Dès juillet 2002, six mois après son arrivée au pouvoir, le nouveau président entreprend une vaste opération « mains propres ». Objectif : punir tous ceux qui, de près ou de loin, petits ou grands, se sont servis dans les caisses publiques et ont ainsi contribué à l’appauvrissement de la Zambie, aujourd’hui parmi les plus pauvres du continent et, en 1964, à l’indépendance, l’un des plus prospères, grâce au cuivre dont elle est alors le troisième producteur mondial. En ligne de mire de Mwanawasa, Frederick Chiluba, ancien syndicaliste de la « Copper Belt » – la ceinture de cuivre – devenu chef de l’État après avoir fait campagne pour l’intégrité morale. Mais qui, une fois dans le fauteuil présidentiel, s’est empressé d’imiter ceux qu’il fustigeait. L’ancien homme fort de Lusaka, qui n’a officiellement gagné que 105 000 dollars en dix ans de présidence, en a dépensé 1,2 million en habits de luxe dans un magasin suisse, selon Peter Smith, le président de la Haute Cour de Londres. Au bleu de travail qu’il a longtemps porté, l’ancien ouvrier a rapidement préféré les costumes et les chemises des faiseurs les plus onéreux. Il les aimait brodés de ses initiales, FJT. Quant à ses chaussures, elles étaient faites sur mesure
Ce n’est que la face émergée de l’iceberg. Dans un discours au Parlement, en juillet 2002, Levy Mwanawasa annonce que son prédécesseur n’échappera pas à la traque et qu’il aura à répondre de trois chefs d’accusation : le détournement de 47 millions de dollars dans la privatisation de la compagnie minière Ramcoz, le vol de 20,5 millions débloqués pour l’achat d’armes qui n’ont jamais été livrées, le virement sur un compte spécial de la présidence de plusieurs autres millions destinés à la famille et aux proches. Quelques jours après sa fameuse allocution, Levy Mwanawasa fait voter par le Parlement la levée de l’immunité présidentielle. En février 2003, Chiluba est arrêté puis mis en liberté provisoire moyennant le versement d’une caution et la confiscation de son passeport. Il fait l’objet de 59 chefs d’inculpation.

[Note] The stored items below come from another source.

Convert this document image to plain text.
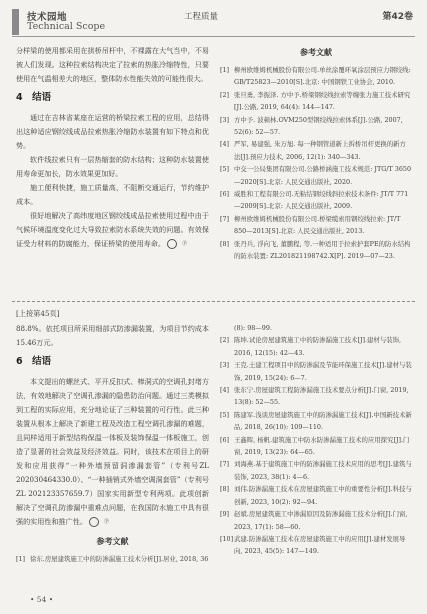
技术园地
Technical Scope
工程质量	第42卷

分样梁的使用都采用在拱桥吊杆中，不裸露在大气当中，不易被人们发现。这种拉索结构决定了拉索的热胀冷缩特性，只要使用在气温相差大的地区，整体防水性能失效的可能性很大。

4　结语

通过在吉林省某座在运营的桥梁拉索工程的应用，总结得出这种适应钢绞线成品拉索热胀冷缩防水装置有如下特点和优势。

软件线拉索只有一层热缩套的防水结构；这种防水装置使用寿命更加长，防水效果更加好。

施工便利快捷，施工质量高，不阻断交通运行，节约维护成本。

很好地解决了高纬度地区钢绞线成品拉索使用过程中由于气候环境温度变化过大导致拉索防水系统失效的问题。有效保证受力材料的防腐能力，保证桥梁的使用寿命。	Ⓟ

参考文献
[1] 柳州欧维姆机械股份有限公司.单丝涂覆环氧涂层预应力钢绞线: GB/T25823—2010[S].北京: 中国钢铁工业协会, 2010.
[2] 张旦勇, 李振泽. 方中予.桥梁钢绞线拉索等缠张力施工技术研究[J].公路, 2019, 64(4): 144—147.
[3] 方中予. 波顿林.OVM250型钢绞线拉索体系[J].公路, 2007, 52(6): 52—57.
[4] 严军, 易建强, 朱万旭. 每一种钢管道新上拆桥吊杆更换的新方法[J].预应力技术, 2006, 12(1): 340—343.
[5] 中交一公局集团有限公司.公路桥涵施工技术规范: JTG/T 3650—2020[S].北京: 人民交通出版社, 2020.
[6] 威胜和工程有限公司.无粘结钢绞线斜拉索技术条件: JT/T 771—2009[S].北京: 人民交通出版社, 2009.
[7] 柳州欧维姆机械股份有限公司.桥梁缆索用钢绞线拉索: JT/T 850—2013[S].北京: 人民交通出版社, 2013.
[8] 张丹兵, 浮向飞, 董鹏程, 等.一种适用于拉索护套PE的防水结构的防水装置: ZL201821198742.X[P]. 2019—07—23.
[上接第45页]

88.8%。依托项目所采用细部式防渗漏装置，为项目节约成本 15.46万元。

6　结语

本文提出的螺丝式、平开反扣式、棒洞式的空调孔封堵方法，有效地解决了空调孔渗漏的隐患防治问题。通过三类模拟到工程的实际应用，充分地论证了三种装置的可行性。此三种装置从根本上解决了新建工程及改造工程空调孔渗漏的难题，且同样适用于新型结构保温一体板及装饰保温一体板施工，创造了显著的社会效益及经济效益。同时，该技术在项目上的研发和应用获得“一种外墙预留洞渗漏套管”（专利号ZL 202030464330.0）、“一种插销式外墙空调洞套管”（专利号ZL 202123357659.7）国家实用新型专利两项。此项创新解决了空调孔防渗漏中重难点问题，在我国防水施工中具有很强的实用性和推广性。	Ⓟ

参考文献
[1] 徐东.房屋建筑施工中的防渗漏施工技术分析[J].居业, 2018, 36
(8): 98—99.
[2] 陈坤.试论房屋建筑施工中的防渗漏施工技术[J].建材与装饰, 2016, 12(15): 42—43.
[3] 王克.土建工程项目中的防渗漏及节能环保施工技术[J].建材与装饰, 2019, 15(24): 6—7.
[4] 张东宁.房屋建筑工程防渗漏施工技术要点分析[J].门窗, 2019, 13(8): 52—55.
[5] 陈建军.浅谈房屋建筑施工中的防渗漏施工技术[J].中国新技术新品, 2018, 26(10): 109—110.
[6] 王鑫晖, 杨帆.建筑施工中防水防渗漏施工技术的应用探究[J].门窗, 2019, 13(23): 64—65.
[7] 刘海燕.基于建筑施工中的防渗漏施工技术应用的思考[J].建筑与装饰, 2023, 38(1): 4—6.
[8] 刘伟.防渗漏施工技术在房屋建筑施工中的重要性分析[J].科技与创新, 2023, 10(2): 92—94.
[9] 赵斌.房屋建筑施工中渗漏原因及防渗漏施工技术分析[J].门窗, 2023, 17(1): 58—60.
[10] 武建.防渗漏施工技术在房屋建筑施工中的应用[J].建材发展导向, 2023, 45(5): 147—149.
• 54 •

Le procès commence en décembre de la même année. Aux côtés de Chiluba comparaissent quatre anciens hauts fonctionnaires, également condamnés à Londres le 4 mai dernier, dont l’ex-chef du service des renseignements et l’ancien secrétaire permanent du ministère des Finances. La somme totale des détournements imputés à Chiluba et ses comparses dépasse les 40 millions de dollars. La population attend le procès avec impatience et curiosité.
Mais à mesure qu’il avance, le procès s’enlise dans des imbroglios judiciaires qui sont le reflet des divisions de la classe politique sur l’entreprise de Mwanawasa. Des proches de Chiluba qui occupent une place dans le nouveau régime craignent pour eux. Après de multiples ajournements, des fuites de coaccusés hors du ?pays, il est finalement décidé que l’accusé principal ne peut comparaître en raison de son état de santé. Le procureur général porte alors l’affaire devant la Haute Cour de Londres. Et, le 4 mai, le verdict tombe
Dans la foulée, Chiluba, qui vit toujours dans son pays, a fait dire par son porte-parole, Emmanuel Mwamba, qu’il ne reconnaissait pas l’autorité de la juridiction britannique. Fera-?t-il appel ? La Haute Cour de Londres lui a donné jusqu’au 18 mai pour le faire.